Proteomic profiling reveals that collismycin A is an iron chelator

Abstract

Collismycin A (CMA), a microbial product, has anti-proliferative activity against cancer cells, but the mechanism of its action remains unknown. Here, we report the identification of the molecular target of CMA by ChemProteoBase, a proteome-based approach for drug target identification. ChemProteoBase profiling showed that CMA is closely clustered with di-2-pyridylketone 4,4-dimethyl-3-thiosemicarbazone, an iron chelator. CMA bound to both Fe(II) and Fe(III) ions and formed a 2:1 chelator-iron complex with a redox-inactive center. CMA-induced cell growth inhibition was completely canceled by Fe(II) and Fe(III) ions, but not by other metal ions such as Zn(II) or Cu(II). Proteomic and transcriptomic analyses showed that CMA affects the glycolytic pathway due to the accumulation of HIF-1α. These results suggest that CMA acts as a specific iron chelator, leading to the inhibition of cancer cell growth.

Figure 1. CMA arrests cell cycle at the G1 phase.

(a) Structure of CMA. (b) Effect of CMA on the cell cycle. HeLa or HL-60 cells were treated with the indicated concentrations of CMA for 12 h, and then analyzed by flow cytometry after propidium iodide staining. (c) CMA decreases the expression of cyclin D1. HeLa cells were treated with 1 μM CMA for the indicated times. Cell lysates were immunoblotted with anti-cyclin D1, anti-CDK4, anti-p27^Kip1, and anti-α-tubulin.

Figure 2. Cluster analysis by ChemProteoBase profiling.

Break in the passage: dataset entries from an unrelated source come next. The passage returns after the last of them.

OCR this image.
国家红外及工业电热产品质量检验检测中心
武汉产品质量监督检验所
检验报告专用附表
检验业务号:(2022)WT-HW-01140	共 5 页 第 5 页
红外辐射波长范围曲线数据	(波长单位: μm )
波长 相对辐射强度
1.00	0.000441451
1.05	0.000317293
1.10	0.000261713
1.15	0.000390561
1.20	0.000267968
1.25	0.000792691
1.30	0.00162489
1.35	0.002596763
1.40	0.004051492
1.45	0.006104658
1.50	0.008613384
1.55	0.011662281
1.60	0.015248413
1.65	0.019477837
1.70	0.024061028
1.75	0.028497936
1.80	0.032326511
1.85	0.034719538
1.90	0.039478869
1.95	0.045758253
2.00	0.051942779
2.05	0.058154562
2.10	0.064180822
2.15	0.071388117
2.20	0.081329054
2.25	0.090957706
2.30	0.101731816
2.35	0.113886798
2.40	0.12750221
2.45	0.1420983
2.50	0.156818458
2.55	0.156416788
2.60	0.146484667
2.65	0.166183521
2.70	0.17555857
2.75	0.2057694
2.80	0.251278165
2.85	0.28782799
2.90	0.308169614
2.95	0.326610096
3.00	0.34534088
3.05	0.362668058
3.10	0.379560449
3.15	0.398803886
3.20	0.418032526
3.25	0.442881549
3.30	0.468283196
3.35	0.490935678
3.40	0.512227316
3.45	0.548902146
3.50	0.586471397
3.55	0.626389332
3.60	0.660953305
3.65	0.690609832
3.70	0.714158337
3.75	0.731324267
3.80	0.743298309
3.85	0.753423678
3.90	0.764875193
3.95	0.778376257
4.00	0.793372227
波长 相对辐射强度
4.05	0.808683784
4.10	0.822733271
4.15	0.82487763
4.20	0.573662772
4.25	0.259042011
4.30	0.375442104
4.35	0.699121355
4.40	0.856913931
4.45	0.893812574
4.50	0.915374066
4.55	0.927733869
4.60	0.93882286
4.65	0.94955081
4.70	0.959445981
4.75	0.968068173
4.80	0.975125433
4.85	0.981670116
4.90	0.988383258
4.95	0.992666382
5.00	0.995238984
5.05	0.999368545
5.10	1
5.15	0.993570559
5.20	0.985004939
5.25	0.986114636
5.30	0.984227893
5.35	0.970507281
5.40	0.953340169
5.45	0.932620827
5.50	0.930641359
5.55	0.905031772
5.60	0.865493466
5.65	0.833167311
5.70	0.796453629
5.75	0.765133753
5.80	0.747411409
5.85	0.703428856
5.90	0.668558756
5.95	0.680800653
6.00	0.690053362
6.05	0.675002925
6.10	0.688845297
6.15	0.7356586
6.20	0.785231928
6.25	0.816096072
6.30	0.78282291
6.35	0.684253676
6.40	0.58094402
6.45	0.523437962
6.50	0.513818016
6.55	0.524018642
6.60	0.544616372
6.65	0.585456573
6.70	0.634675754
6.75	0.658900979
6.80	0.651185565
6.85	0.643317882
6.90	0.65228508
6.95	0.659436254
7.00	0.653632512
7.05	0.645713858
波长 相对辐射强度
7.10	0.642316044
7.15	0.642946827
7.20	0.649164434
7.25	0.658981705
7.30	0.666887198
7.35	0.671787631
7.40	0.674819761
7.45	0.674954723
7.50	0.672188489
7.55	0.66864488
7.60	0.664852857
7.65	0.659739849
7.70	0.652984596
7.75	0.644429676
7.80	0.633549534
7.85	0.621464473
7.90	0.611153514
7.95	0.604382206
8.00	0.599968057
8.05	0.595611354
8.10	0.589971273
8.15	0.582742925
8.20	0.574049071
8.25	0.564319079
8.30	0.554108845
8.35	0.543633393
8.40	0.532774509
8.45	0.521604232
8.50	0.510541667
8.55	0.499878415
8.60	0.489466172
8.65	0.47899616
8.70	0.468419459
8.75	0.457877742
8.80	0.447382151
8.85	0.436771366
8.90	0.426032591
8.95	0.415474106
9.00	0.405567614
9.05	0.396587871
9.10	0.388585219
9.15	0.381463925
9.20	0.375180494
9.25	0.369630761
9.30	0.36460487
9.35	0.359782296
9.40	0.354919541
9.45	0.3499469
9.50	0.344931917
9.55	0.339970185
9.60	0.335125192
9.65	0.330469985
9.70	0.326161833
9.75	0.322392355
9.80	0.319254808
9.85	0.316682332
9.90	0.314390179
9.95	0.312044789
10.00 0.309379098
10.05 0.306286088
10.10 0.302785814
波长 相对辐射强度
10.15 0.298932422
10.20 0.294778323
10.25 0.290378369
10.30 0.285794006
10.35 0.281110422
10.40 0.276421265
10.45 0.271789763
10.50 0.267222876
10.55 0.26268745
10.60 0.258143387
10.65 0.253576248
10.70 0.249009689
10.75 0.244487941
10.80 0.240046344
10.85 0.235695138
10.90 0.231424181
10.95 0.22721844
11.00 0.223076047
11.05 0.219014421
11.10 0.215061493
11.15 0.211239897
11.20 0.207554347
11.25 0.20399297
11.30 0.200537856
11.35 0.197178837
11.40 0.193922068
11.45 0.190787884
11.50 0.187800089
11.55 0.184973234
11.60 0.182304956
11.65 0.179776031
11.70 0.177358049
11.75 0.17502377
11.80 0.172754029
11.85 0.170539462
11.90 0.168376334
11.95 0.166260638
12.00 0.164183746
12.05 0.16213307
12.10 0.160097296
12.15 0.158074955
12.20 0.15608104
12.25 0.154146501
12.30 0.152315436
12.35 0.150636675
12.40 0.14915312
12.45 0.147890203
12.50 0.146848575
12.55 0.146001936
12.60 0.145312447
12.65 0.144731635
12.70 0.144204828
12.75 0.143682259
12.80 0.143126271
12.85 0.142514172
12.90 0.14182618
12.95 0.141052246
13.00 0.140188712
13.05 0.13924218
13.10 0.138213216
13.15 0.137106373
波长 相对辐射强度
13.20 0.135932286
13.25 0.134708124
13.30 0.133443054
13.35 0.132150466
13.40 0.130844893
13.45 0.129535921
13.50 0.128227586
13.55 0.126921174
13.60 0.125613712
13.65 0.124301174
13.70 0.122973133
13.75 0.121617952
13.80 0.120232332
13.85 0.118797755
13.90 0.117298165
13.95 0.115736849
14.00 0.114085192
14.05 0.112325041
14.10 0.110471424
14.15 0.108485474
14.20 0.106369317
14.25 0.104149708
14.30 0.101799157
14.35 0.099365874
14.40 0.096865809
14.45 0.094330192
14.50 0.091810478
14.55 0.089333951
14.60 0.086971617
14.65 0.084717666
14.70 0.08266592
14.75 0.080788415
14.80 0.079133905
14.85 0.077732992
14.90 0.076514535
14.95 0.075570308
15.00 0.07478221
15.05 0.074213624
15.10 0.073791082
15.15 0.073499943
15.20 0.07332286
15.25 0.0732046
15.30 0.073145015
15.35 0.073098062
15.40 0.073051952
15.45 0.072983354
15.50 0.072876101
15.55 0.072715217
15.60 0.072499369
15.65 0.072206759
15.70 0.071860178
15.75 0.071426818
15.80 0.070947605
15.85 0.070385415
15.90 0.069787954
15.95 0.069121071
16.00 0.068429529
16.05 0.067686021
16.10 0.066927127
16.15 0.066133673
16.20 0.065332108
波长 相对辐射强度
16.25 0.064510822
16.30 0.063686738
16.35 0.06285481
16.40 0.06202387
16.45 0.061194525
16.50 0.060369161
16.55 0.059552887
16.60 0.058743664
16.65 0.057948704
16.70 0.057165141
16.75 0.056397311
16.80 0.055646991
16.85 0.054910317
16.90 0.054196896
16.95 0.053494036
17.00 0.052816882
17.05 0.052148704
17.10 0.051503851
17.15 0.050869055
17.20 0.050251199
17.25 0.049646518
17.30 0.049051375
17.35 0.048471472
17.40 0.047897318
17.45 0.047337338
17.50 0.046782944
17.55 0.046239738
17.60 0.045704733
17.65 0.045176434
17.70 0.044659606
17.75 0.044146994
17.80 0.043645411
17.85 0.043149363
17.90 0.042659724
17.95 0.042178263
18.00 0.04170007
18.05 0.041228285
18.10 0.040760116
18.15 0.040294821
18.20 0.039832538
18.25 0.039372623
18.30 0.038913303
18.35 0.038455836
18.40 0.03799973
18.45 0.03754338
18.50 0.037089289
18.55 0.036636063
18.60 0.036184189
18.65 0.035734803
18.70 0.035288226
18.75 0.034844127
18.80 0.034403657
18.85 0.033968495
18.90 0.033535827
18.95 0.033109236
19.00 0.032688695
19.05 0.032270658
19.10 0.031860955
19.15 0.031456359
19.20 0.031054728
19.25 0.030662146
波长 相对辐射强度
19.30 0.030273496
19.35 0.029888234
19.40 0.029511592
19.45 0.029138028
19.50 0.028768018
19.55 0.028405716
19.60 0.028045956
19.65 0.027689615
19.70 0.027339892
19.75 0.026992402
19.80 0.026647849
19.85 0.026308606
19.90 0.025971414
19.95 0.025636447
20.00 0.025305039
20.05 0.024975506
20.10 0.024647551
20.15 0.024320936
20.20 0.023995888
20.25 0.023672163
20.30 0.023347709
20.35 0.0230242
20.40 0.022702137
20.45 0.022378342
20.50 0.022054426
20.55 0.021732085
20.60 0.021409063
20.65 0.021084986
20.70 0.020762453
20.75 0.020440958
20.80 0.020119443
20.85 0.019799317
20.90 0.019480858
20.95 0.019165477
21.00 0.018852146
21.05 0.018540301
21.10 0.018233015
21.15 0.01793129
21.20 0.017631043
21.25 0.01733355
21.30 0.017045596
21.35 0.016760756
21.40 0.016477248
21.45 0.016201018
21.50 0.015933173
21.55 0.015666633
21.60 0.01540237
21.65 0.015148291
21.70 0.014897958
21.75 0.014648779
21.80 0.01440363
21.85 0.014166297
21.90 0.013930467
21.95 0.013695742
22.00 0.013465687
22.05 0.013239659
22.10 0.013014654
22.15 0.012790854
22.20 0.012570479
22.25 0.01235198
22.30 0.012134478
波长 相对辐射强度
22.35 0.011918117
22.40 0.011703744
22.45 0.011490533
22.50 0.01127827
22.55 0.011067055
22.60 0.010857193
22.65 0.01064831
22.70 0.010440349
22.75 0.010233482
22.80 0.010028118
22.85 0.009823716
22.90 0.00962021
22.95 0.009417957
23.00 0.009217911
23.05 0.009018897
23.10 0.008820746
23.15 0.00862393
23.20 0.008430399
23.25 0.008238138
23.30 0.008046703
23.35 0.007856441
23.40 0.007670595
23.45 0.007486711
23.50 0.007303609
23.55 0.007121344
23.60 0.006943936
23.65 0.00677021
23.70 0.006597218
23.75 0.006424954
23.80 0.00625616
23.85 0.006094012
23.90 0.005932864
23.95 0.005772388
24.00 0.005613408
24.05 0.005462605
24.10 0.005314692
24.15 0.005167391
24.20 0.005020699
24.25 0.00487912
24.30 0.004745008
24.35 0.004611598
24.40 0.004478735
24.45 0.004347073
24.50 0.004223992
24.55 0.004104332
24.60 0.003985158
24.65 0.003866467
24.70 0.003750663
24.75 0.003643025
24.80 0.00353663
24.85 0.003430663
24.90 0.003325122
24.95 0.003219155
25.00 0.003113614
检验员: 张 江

HeLa cells were treated with 5 μM CMA for 18 h, and proteomic analysis was performed by the 2-D DIGE system. Quantitative data of the 296 common spots (x-axis) derived from CMA and those of 42 well-characterized compounds were analyzed by hierarchical clustering. In the heat map, log-fold (natural base) of the normalized volume is shown on the colored scale.

Figure 3. CMA forms 2:1 chelator-iron complex.

(a) CMA binds to both Fe(II) and Fe(III) ions. The mixed solutions of CMA with various concentrations of Fe(II) or Fe(III) ion were analyzed by HPLC. (b) Absorption spectra in the formation of Fe(II)-(CMA)₂ complex (solid line) and after the reaction of the complex with O₂ (dashed line). (c) Absorption spectra in the formation of Fe(II)-(CMA)₂ complex (solid line) and after the reaction of the complex with H₂O₂ (dashed line). (d,e) ESI-mass spectra of isolated Fe(II)-(CMA)₂ complex (inset: calculated isotope pattern of positive ion clusters at m/z 303.0).

Figure 4. CMA acts as a specific iron chelator.

(a) The addition of Fe(II) and Fe(III) ions rescue cells from CMA-induced growth inhibition. HeLa cells were treated with the indicated concentrations of CMA in the presence or absence of 10 μM FeCl₂, 10 μM FeCl₃, 10 μM ZnCl₂, 1 μM MnCl₂, 1 μM CuCl₂, or 10 μM MgCl₂ for 72 h, and cell growth was analyzed by WST-8 assay. Data are shown as the mean ± SD (n = 3). Statistical analysis was performed by using ANOVA followed by Tukey-Kramer test. *P < 0.01. (b) CMA decreases intracellular ROS level. HL-60 cells were pretreated with 1 μM CMA for 30 min and were treated with 1 mM H₂O₂ or 100 nM antimycin A (AMA) for 1 h. The ROS level was measured by flow cytometry using carboxy-H2DCF-DA labeling. Data are shown as the mean ± SD (n = 3). Statistical analysis was performed by using ANOVA followed by Tukey-Kramer test. *P < 0.01. (c) CMA markedly induces the expression of HIF-1α. HeLa cells were treated with 1 μM CMA or 100 μM DFO for the indicated times. Cell lysates were immunoblotted with anti-HIF-1α, anti-ferritin light chain, anti-ferritin heavy chain, and anti-α-tubulin.